Rust the culprit? Chelsea’s players had enjoyed four days off given to them by Rosenior, Cole Palmer heading a winter sun delegation to Dubai in a rare midweek without competitive action. Estêvão was an absentee after a hamstring problem picked up on his return to training. Roméo Lavia, missing since November, on the bench was a point of intrigue, after the news he had spent his convalescence fine-tuning his decision making with the help of virtual reality.
Talking of reality, Burnley still stare down the barrel of relegation. Scott Parker had selected the same team that staged a comeback at Crystal Palace 10 days previously, with only two survivors from the starting lineup that lost at Mansfield in the FA Cup. That embarrassment undid much of the goodwill sent Parker’s way after Selhurst but this battling point will help.
Burnley were a goal down within three minutes and far too easily. Moisés Caicedo’s pass from deep found Pedro Neto, and the winger’s cross was met by a sliding João Pedro.
On the touchline, despite such a bright start, Rosenior was dissatisfied, prowling and clapping in the style of a thoroughly modern manager. His Chelsea team play with far greater freedom than the often mechanical, by-rote style under Enzo Maresca. Palmer, rested at Hull with muscular problems being nursed, looked in the mood in the early stages, given licence to roam.

The cost of greater liberty is a lack of control and from midway through the first half Burnley made threatening inroads as the home support’s attention began to drift towards angst. Burnley’s lack of firepower meant no blow was landed, with Marcus Edwards’s free-kick from a promising position a huge disappointment. Instead, the best chance fell to Palmer, after Kyle Walker’s error allowed a clear run on Martin Dubravka, who saved well.
Walker was removed at half-time and Parker’s defensive reshuffle soon paid off when Bashir Humphreys, the Cobham graduate shifted to central defence, executed a last-man challenge on Palmer. Humphreys next made a timely block on João Pedro, as Chelsea pushed on, if unconvincingly.
Ward-Prowse was brought on in the hope of dead-ball opportunities. His last free-kick goal came against Chelsea, for Southampton three years ago this week, a long wait to equal David Beckham’s all-time Premier League record. For that to happen, Burnley required a command of territory that eventually fell their way.

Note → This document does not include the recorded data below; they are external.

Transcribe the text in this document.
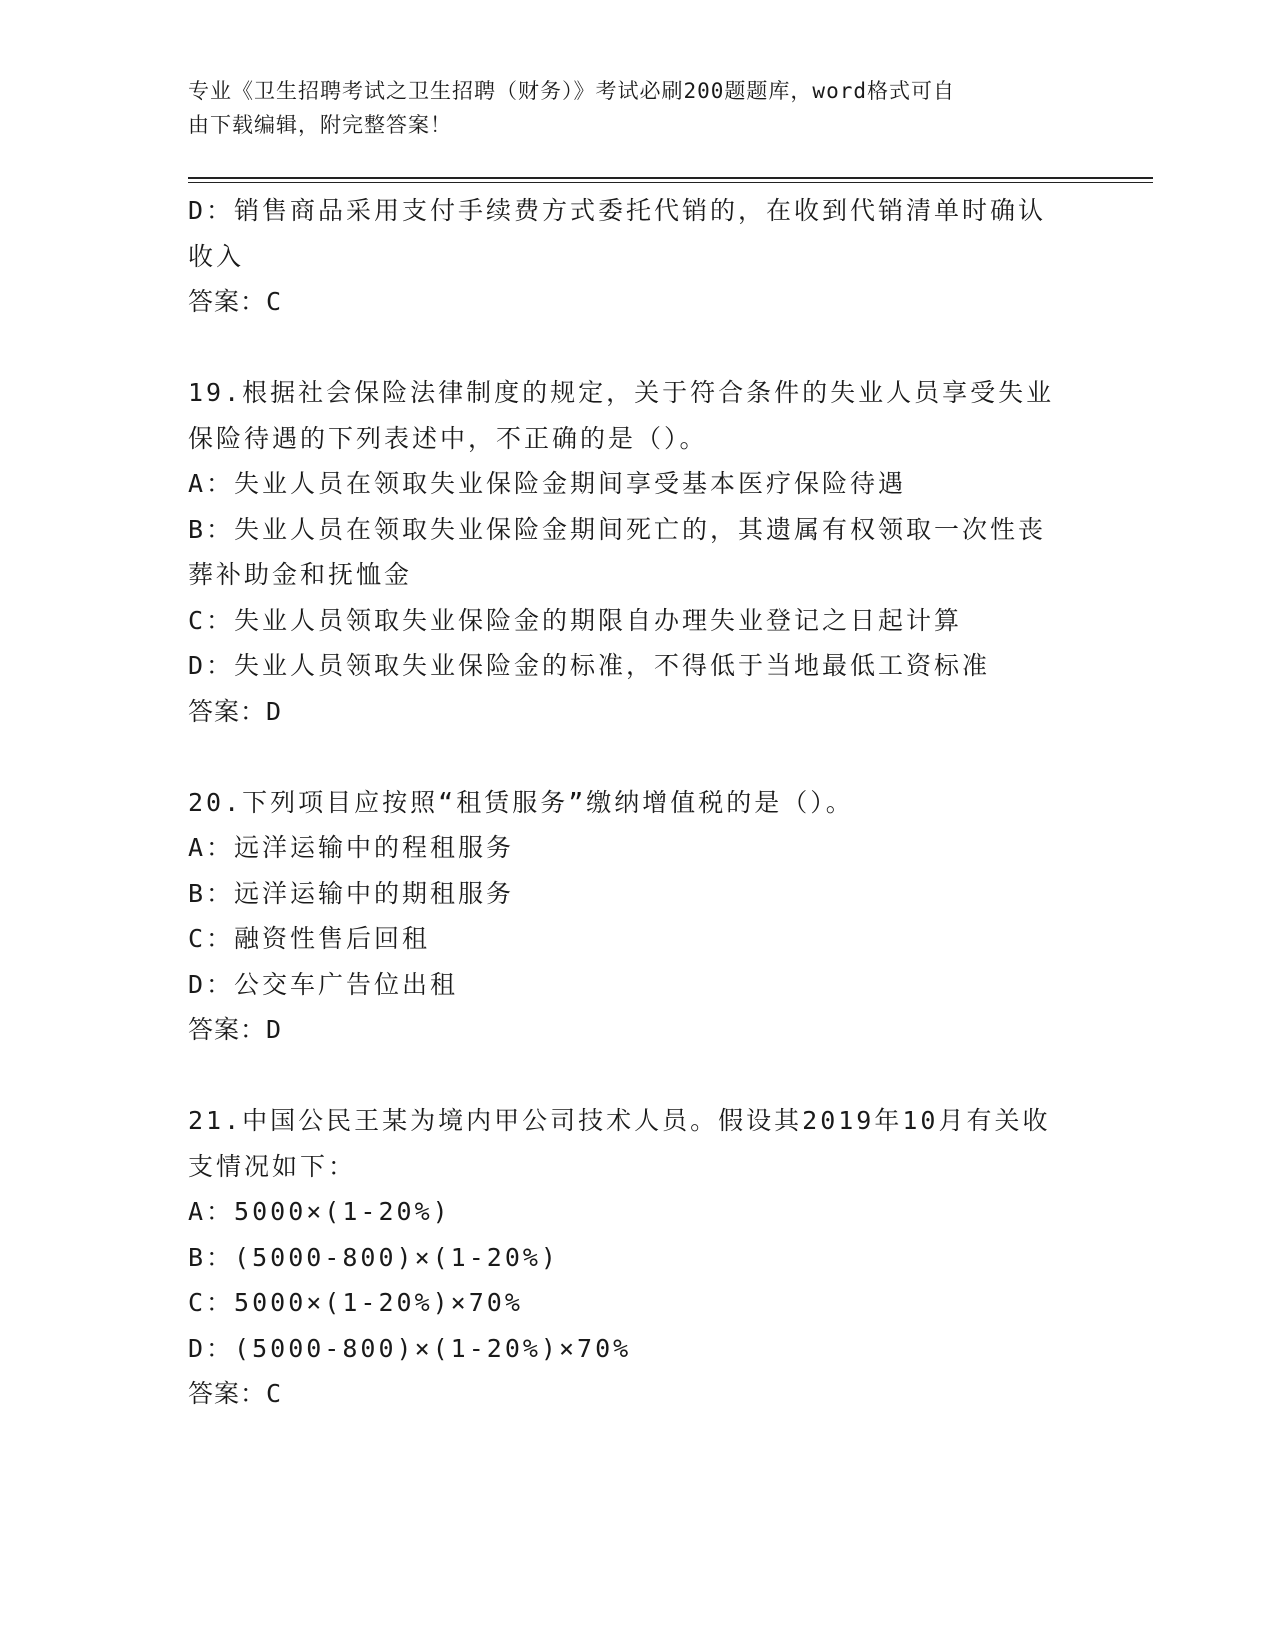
专业《卫生招聘考试之卫生招聘（财务）》考试必刷200题题库，word格式可自
由下载编辑，附完整答案！
D：销售商品采用支付手续费方式委托代销的，在收到代销清单时确认
收入
答案：C
19.根据社会保险法律制度的规定，关于符合条件的失业人员享受失业
保险待遇的下列表述中，不正确的是（）。
A：失业人员在领取失业保险金期间享受基本医疗保险待遇
B：失业人员在领取失业保险金期间死亡的，其遗属有权领取一次性丧
葬补助金和抚恤金
C：失业人员领取失业保险金的期限自办理失业登记之日起计算
D：失业人员领取失业保险金的标准，不得低于当地最低工资标准
答案：D
20.下列项目应按照“租赁服务”缴纳增值税的是（）。
A：远洋运输中的程租服务
B：远洋运输中的期租服务
C：融资性售后回租
D：公交车广告位出租
答案：D
21.中国公民王某为境内甲公司技术人员。假设其2019年10月有关收
支情况如下：
A：5000×(1-20%)
B：(5000-800)×(1-20%)
C：5000×(1-20%)×70%
D：(5000-800)×(1-20%)×70%
答案：C
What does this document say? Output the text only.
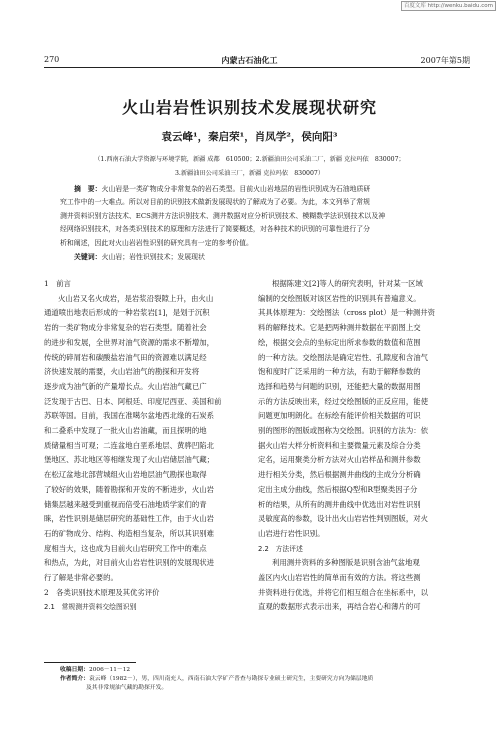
百度文库 http://wenku.baidu.com
270	内蒙古石油化工	2007年第5期
火山岩岩性识别技术发展现状研究
袁云峰¹，秦启荣¹，肖凤学²，侯向阳³
（1.西南石油大学资源与环境学院，新疆 成都　610500；2.新疆油田公司采油二厂，新疆 克拉玛依　830007；
3.新疆油田公司采油三厂，新疆 克拉玛依　830007）
摘　要：火山岩是一类矿物成分非常复杂的岩石类型。目前火山岩地层的岩性识别成为石油地质研
究工作中的一大难点。所以对目前的识别技术做新发展现状的了解成为了必要。为此，本文列举了常规
测井资料识别方法技术、ECS测井方法识别技术、测井数据对应分析识别技术、模糊数学法识别技术以及神
经网络识别技术，对各类识别技术的原理和方法进行了简要概述，对各种技术的识别的可靠性进行了分
析和阐述，因此对火山岩岩性识别的研究具有一定的参考价值。
关键词：火山岩；岩性识别技术；发展现状
1　前言
火山岩又名火成岩，是岩浆沿裂隙上升，由火山
通道喷出地表后形成的一种岩浆岩[1]，是划于沉积
岩的一类矿物成分非常复杂的岩石类型。随着社会
的进步和发展，全世界对油气资源的需求不断增加，
传统的碎屑岩和碳酸盐岩油气田的资源难以满足经
济快速发展的需要，火山岩油气的勘探和开发将
逐步成为油气新的产量增长点。火山岩油气藏已广
泛发现于古巴、日本、阿根廷、印度尼西亚、美国和前
苏联等国。目前，我国在准噶尔盆地西北缘的石炭系
和二叠系中发现了一批火山岩油藏，而且探明的地
质储量相当可观；二连盆地白垩系地层、黄骅凹陷北
堡地区、苏北地区等相继发现了火山岩储层油气藏；
在松辽盆地北部营城组火山岩地层油气勘探也取得
了较好的效果，随着勘探和开发的不断进步，火山岩
储集层越来越受到重视而倍受石油地质学家们的青
睐，岩性识别是储层研究的基础性工作，由于火山岩
石的矿物成分、结构、构造相当复杂，所以其识别难
度相当大，这也成为目前火山岩研究工作中的难点
和热点，为此，对目前火山岩岩性识别的发展现状进
行了解是非常必要的。
2　各类识别技术原理及其优劣评价
2.1　常规测井资料交绘图识别
根据陈建文[2]等人的研究表明，针对某一区域
编制的交绘图版对该区岩性的识别具有普遍意义。
其具体原理为：交绘图法（cross plot）是一种测井资
料的解释技术。它是把两种测井数据在平面图上交
绘，根据交会点的坐标定出所求参数的数值和范围
的一种方法。交绘图法是确定岩性、孔隙度和含油气
饱和度时广泛采用的一种方法，有助于解释参数的
选择和趋势与问题的识别，还能把大量的数据用图
示的方法反映出来，经过交绘图版的正反应用，能使
问题更加明朗化。在标绘有能评价相关数据的可识
别的图形的图版或图称为交绘图。识别的方法为：依
据火山岩大样分析资料和主要微量元素及综合分类
定名，运用聚类分析方法对火山岩样品和测井参数
进行相关分类，然后根据测井曲线的主成分分析确
定出主成分曲线，然后根据Q型和R型聚类因子分
析的结果，从所有的测井曲线中优选出对岩性识别
灵敏度高的参数，设计出火山岩岩性判别图版，对火
山岩进行岩性识别。
2.2　方法评述
利用测井资料的多种图版是识别含油气盆地观
盖区内火山岩岩性的简单而有效的方法。将这些测
井资料进行优选，并将它们相互组合在坐标系中，以
直观的数据形式表示出来，再结合岩心和薄片的可
收稿日期：2006－11－12
作者简介：袁云峰（1982－），男，四川南充人，西南石油大学矿产普查与勘探专业硕士研究生，主要研究方向为储层地质
及其非常规油气藏的勘探开发。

The Parker plan had long been apparent: hold a Maginot line until the latter stages and then advance. That was put into further practice by Fofana being handed a second yellow card for his crunching tackle on Ward-Prowse. That had followed a first-half booking for chopping down Hannibal Mejbri. Palmer, who had been limping, was withdrawn for Tosin Adarabioyo as Rosenior sent on height to avert the barrage. It failed to pay off.
A half-chance fell to Josh Laurent, who miscued, and Edwards twinkled to the fore. On came Ashley Barnes, memorable for a Stamford Bridge tussle with Nemanja Matic fully 11 years ago that led to a red card. Back then, Burnley found an equaliser, and they did so again here, Chelsea helpless against Ward-Prowse’s delivery.